All those who have learned French at school know this sound. It is explained in detail here : the nasal o.

The graphem, om / on, is the only one who is the same in French and in Portuguese. We point out that this is the only nasale vowel who has the same phonetic value in Portuguese and in French. The other nasale vowels are similar, but not equal. In the following examples we have an r and de / te as well. Right now we don't care about them and will discuss about them later in 3.4.7.2.2 (r) and 3.4.7.6 (ti / te / di / de). (We don't care about the r and the de right now.
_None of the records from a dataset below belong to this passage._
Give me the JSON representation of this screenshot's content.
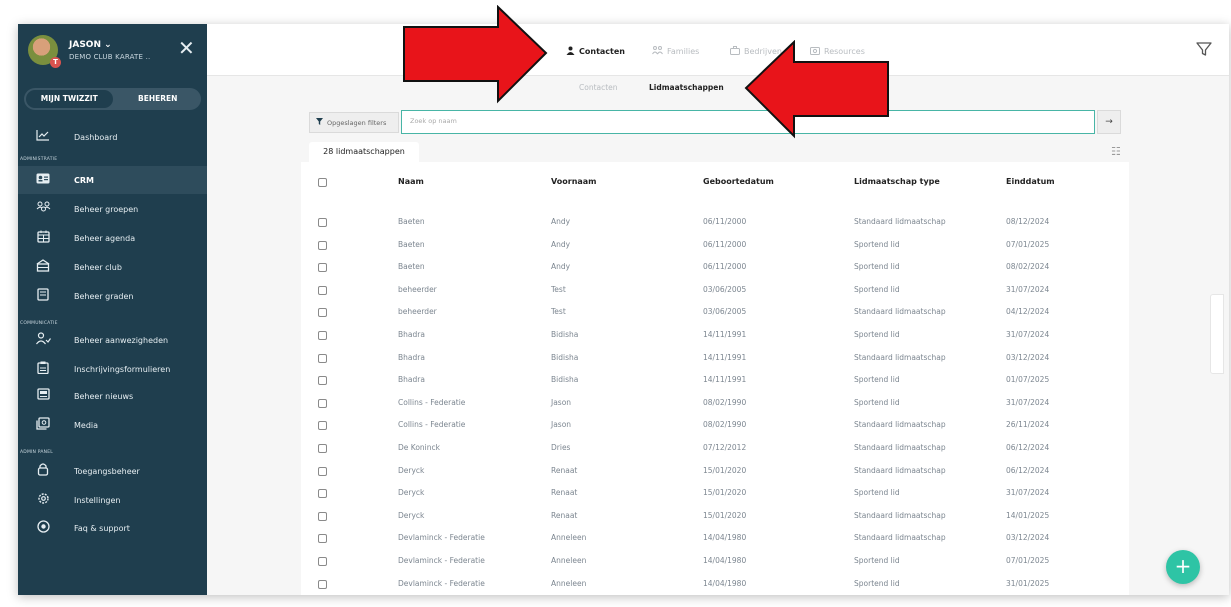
{
  "user": {
    "name": "JASON ⌄",
    "club": "DEMO CLUB KARATE ..",
    "badge": "T"
  },
  "mode": {
    "left": "MIJN TWIZZIT",
    "right": "BEHEREN"
  },
  "sidebar": {
    "dashboard": "Dashboard",
    "section_admin": "ADMINISTRATIE",
    "section_comm": "COMMUNICATIE",
    "section_panel": "ADMIN PANEL",
    "items": [
      {
        "label": "CRM",
        "icon": "id-card-icon"
      },
      {
        "label": "Beheer groepen",
        "icon": "groups-icon"
      },
      {
        "label": "Beheer agenda",
        "icon": "calendar-icon"
      },
      {
        "label": "Beheer club",
        "icon": "building-icon"
      },
      {
        "label": "Beheer graden",
        "icon": "book-icon"
      },
      {
        "label": "Beheer aanwezigheden",
        "icon": "user-check-icon"
      },
      {
        "label": "Inschrijvingsformulieren",
        "icon": "clipboard-icon"
      },
      {
        "label": "Beheer nieuws",
        "icon": "news-icon"
      },
      {
        "label": "Media",
        "icon": "media-icon"
      },
      {
        "label": "Toegangsbeheer",
        "icon": "lock-icon"
      },
      {
        "label": "Instellingen",
        "icon": "gear-icon"
      },
      {
        "label": "Faq & support",
        "icon": "support-icon"
      }
    ]
  },
  "tabs": {
    "contacten": "Contacten",
    "families": "Families",
    "bedrijven": "Bedrijven",
    "resources": "Resources"
  },
  "subtabs": {
    "contacten": "Contacten",
    "lidmaatschappen": "Lidmaatschappen"
  },
  "filters": {
    "saved": "Opgeslagen filters",
    "search_placeholder": "Zoek op naam",
    "go": "→"
  },
  "count_label": "28 lidmaatschappen",
  "table": {
    "headers": [
      "Naam",
      "Voornaam",
      "Geboortedatum",
      "Lidmaatschap type",
      "Einddatum"
    ],
    "rows": [
      [
        "Baeten",
        "Andy",
        "06/11/2000",
        "Standaard lidmaatschap",
        "08/12/2024"
      ],
      [
        "Baeten",
        "Andy",
        "06/11/2000",
        "Sportend lid",
        "07/01/2025"
      ],
      [
        "Baeten",
        "Andy",
        "06/11/2000",
        "Sportend lid",
        "08/02/2024"
      ],
      [
        "beheerder",
        "Test",
        "03/06/2005",
        "Sportend lid",
        "31/07/2024"
      ],
      [
        "beheerder",
        "Test",
        "03/06/2005",
        "Standaard lidmaatschap",
        "04/12/2024"
      ],
      [
        "Bhadra",
        "Bidisha",
        "14/11/1991",
        "Sportend lid",
        "31/07/2024"
      ],
      [
        "Bhadra",
        "Bidisha",
        "14/11/1991",
        "Standaard lidmaatschap",
        "03/12/2024"
      ],
      [
        "Bhadra",
        "Bidisha",
        "14/11/1991",
        "Sportend lid",
        "01/07/2025"
      ],
      [
        "Collins - Federatie",
        "Jason",
        "08/02/1990",
        "Sportend lid",
        "31/07/2024"
      ],
      [
        "Collins - Federatie",
        "Jason",
        "08/02/1990",
        "Standaard lidmaatschap",
        "26/11/2024"
      ],
      [
        "De Koninck",
        "Dries",
        "07/12/2012",
        "Standaard lidmaatschap",
        "06/12/2024"
      ],
      [
        "Deryck",
        "Renaat",
        "15/01/2020",
        "Standaard lidmaatschap",
        "06/12/2024"
      ],
      [
        "Deryck",
        "Renaat",
        "15/01/2020",
        "Sportend lid",
        "31/07/2024"
      ],
      [
        "Deryck",
        "Renaat",
        "15/01/2020",
        "Standaard lidmaatschap",
        "14/01/2025"
      ],
      [
        "Devlaminck - Federatie",
        "Anneleen",
        "14/04/1980",
        "Standaard lidmaatschap",
        "03/12/2024"
      ],
      [
        "Devlaminck - Federatie",
        "Anneleen",
        "14/04/1980",
        "Sportend lid",
        "07/01/2025"
      ],
      [
        "Devlaminck - Federatie",
        "Anneleen",
        "14/04/1980",
        "Sportend lid",
        "31/01/2025"
      ]
    ]
  },
  "fab_label": "+",
  "colors": {
    "sidebar": "#1f3e4e",
    "accent": "#48b5a6",
    "fab": "#2ec4a5",
    "arrow": "#e8141a"
  }
}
The r is more complicated than in Spanish, because there are two of them and de is pronounced [dshi], -te is pronounced [tshi]. If someone cares: In pseudo phonetic transcription voiced sounds are often presented with d, because d is voiced, and t is often presented as t, because t is unvoiced.)


IPA presentation graphem examples sound
[õ] on onde (where), monte (mountain) ,
[õ] om bom (well), romper (break) ,

In opposite to French, where we don't have nasale diphthongs, to the monophtong exists a corresponding diphtong with two different graphems.

IPA presentation graphem example sound
[õj]õe põe (he puts)
[õj]õe calções (trousers)

The diphtong shows up very often in the plural of nouns that finishes in ão in singular: (opinão (opinion) => opinões (opinions)).